Jika dilihat dari situasi dan kondisi di atas, ada baiknya jika pemerintah pusat dan pemerintah daerah melakukan kerja sama agar melakukan pengawasan secara ketat agar tidak terjadi hal- hall yang tidak diinginkan. Dalam hal ini, peran dari para aparatur sangat dibutuhkan. Sering kali terjadi kasus suap untuk melegalkan calon TKI/TKW kepada para aparatur pelaksana. Jadi sangat penting pula birokrasi ini agar dapat berjalan dengan baik sebaimana mestinya.
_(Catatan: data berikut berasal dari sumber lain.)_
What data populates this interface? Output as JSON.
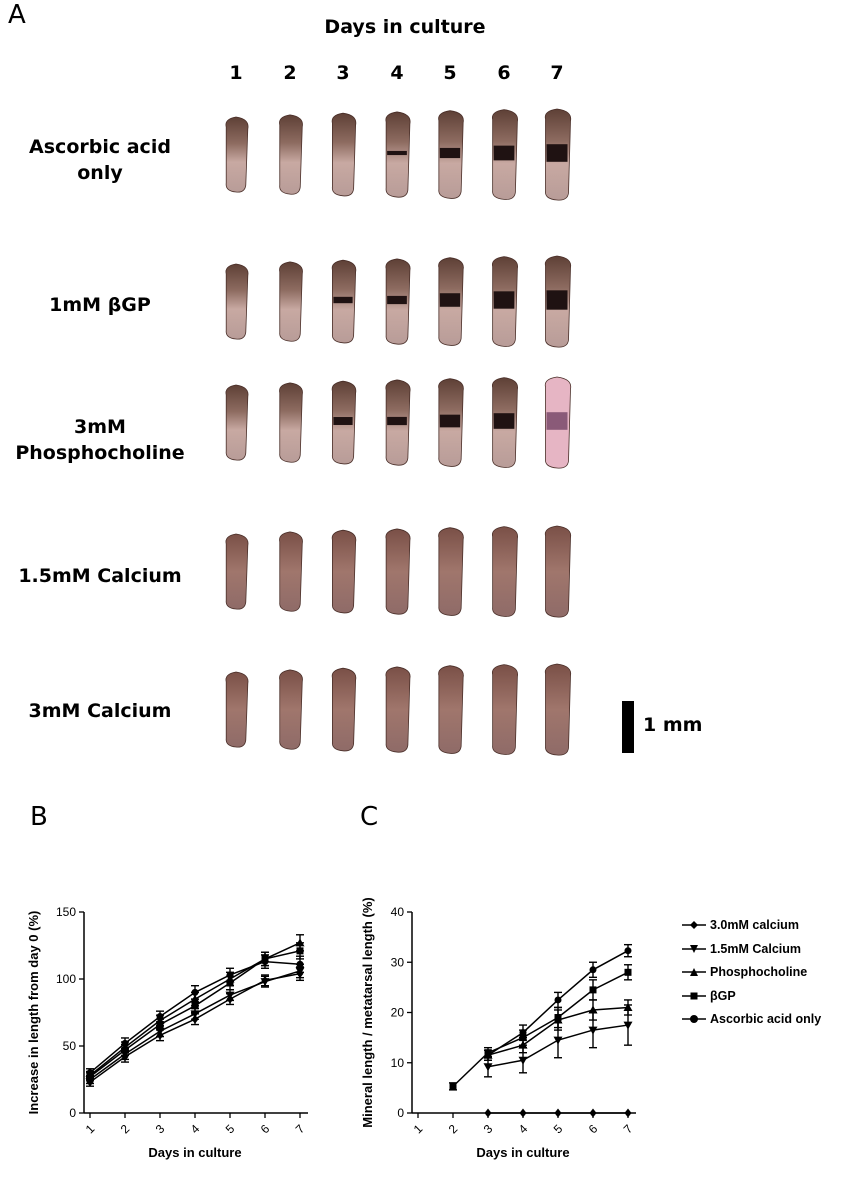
{
  "panel_a": {
    "letter": "A",
    "title": "Days in culture",
    "days": [
      "1",
      "2",
      "3",
      "4",
      "5",
      "6",
      "7"
    ],
    "rows": [
      {
        "label_lines": [
          "Ascorbic acid",
          "only"
        ]
      },
      {
        "label_lines": [
          "1mM βGP"
        ]
      },
      {
        "label_lines": [
          "3mM",
          "Phosphocholine"
        ]
      },
      {
        "label_lines": [
          "1.5mM Calcium"
        ]
      },
      {
        "label_lines": [
          "3mM Calcium"
        ]
      }
    ],
    "scale_bar_label": "1 mm",
    "colors": {
      "tissue": "#c8a9a2",
      "tissue_dark": "#5e4036",
      "mineral": "#1f1212",
      "pink": "#e6b5c4"
    }
  },
  "panel_b": {
    "letter": "B"
  },
  "panel_c": {
    "letter": "C"
  },
  "chart_data": [
    {
      "type": "line",
      "panel": "B",
      "xlabel": "Days in culture",
      "ylabel": "Increase in length from day 0 (%)",
      "x": [
        1,
        2,
        3,
        4,
        5,
        6,
        7
      ],
      "xticks": [
        "1",
        "2",
        "3",
        "4",
        "5",
        "6",
        "7"
      ],
      "yticks": [
        "0",
        "50",
        "100",
        "150"
      ],
      "ylim": [
        0,
        150
      ],
      "series": [
        {
          "values": [
            23,
            42,
            58,
            70,
            85,
            99,
            104
          ],
          "errors": [
            3,
            4,
            4,
            4,
            4,
            4,
            5
          ],
          "marker": "diamond"
        },
        {
          "values": [
            25,
            44,
            61,
            74,
            88,
            98,
            106
          ],
          "errors": [
            3,
            4,
            4,
            4,
            4,
            4,
            5
          ],
          "marker": "triangle-down"
        },
        {
          "values": [
            28,
            49,
            69,
            85,
            100,
            115,
            127
          ],
          "errors": [
            3,
            4,
            4,
            5,
            5,
            5,
            6
          ],
          "marker": "triangle-up"
        },
        {
          "values": [
            27,
            47,
            66,
            80,
            97,
            115,
            121
          ],
          "errors": [
            3,
            4,
            4,
            5,
            5,
            5,
            6
          ],
          "marker": "square"
        },
        {
          "values": [
            30,
            52,
            72,
            90,
            103,
            113,
            111
          ],
          "errors": [
            3,
            4,
            4,
            5,
            5,
            5,
            6
          ],
          "marker": "circle"
        }
      ]
    },
    {
      "type": "line",
      "panel": "C",
      "xlabel": "Days in culture",
      "ylabel": "Mineral length / metatarsal length (%)",
      "x": [
        1,
        2,
        3,
        4,
        5,
        6,
        7
      ],
      "xticks": [
        "1",
        "2",
        "3",
        "4",
        "5",
        "6",
        "7"
      ],
      "yticks": [
        "0",
        "10",
        "20",
        "30",
        "40"
      ],
      "ylim": [
        0,
        40
      ],
      "legend_position": "right",
      "series": [
        {
          "name": "3.0mM calcium",
          "x": [
            3,
            4,
            5,
            6,
            7
          ],
          "values": [
            0,
            0,
            0,
            0,
            0
          ],
          "errors": [
            0,
            0,
            0,
            0,
            0
          ],
          "marker": "diamond"
        },
        {
          "name": "1.5mM Calcium",
          "x": [
            3,
            4,
            5,
            6,
            7
          ],
          "values": [
            9.2,
            10.5,
            14.5,
            16.5,
            17.5
          ],
          "errors": [
            2,
            2.5,
            3.5,
            3.5,
            4
          ],
          "marker": "triangle-down"
        },
        {
          "name": "Phosphocholine",
          "x": [
            3,
            4,
            5,
            6,
            7
          ],
          "values": [
            11.5,
            13.5,
            18.5,
            20.5,
            21
          ],
          "errors": [
            1,
            1.5,
            2,
            2,
            1.5
          ],
          "marker": "triangle-up"
        },
        {
          "name": "βGP",
          "x": [
            2,
            3,
            4,
            5,
            6,
            7
          ],
          "values": [
            5.3,
            12,
            15,
            19,
            24.5,
            28
          ],
          "errors": [
            0.7,
            1,
            1.5,
            2,
            2,
            1.5
          ],
          "marker": "square"
        },
        {
          "name": "Ascorbic acid only",
          "x": [
            3,
            4,
            5,
            6,
            7
          ],
          "values": [
            11.5,
            16,
            22.5,
            28.5,
            32.3
          ],
          "errors": [
            1,
            1.5,
            1.5,
            1.5,
            1.2
          ],
          "marker": "circle"
        }
      ]
    }
  ]
}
Calon pekerja dibawah umur mestinya tidak melakukan perjalanan untuk bekerja di luar negeri dan para birokrat agar menolak setiap suap yang diberikan, walaupun hal itu sangat sulit untuk dihindari. Persoalan ketidakadilan gender termasuk kekerasan terhadap perempuan merupakan suatu persoalan yang sangat serius. Oleh karena itu selain perempuan yang berjuang, pihak pemerintah dan non pemerintah juga diharapkan dapat ikut memperjuangkan kesetaraan gender secara bersama-sama.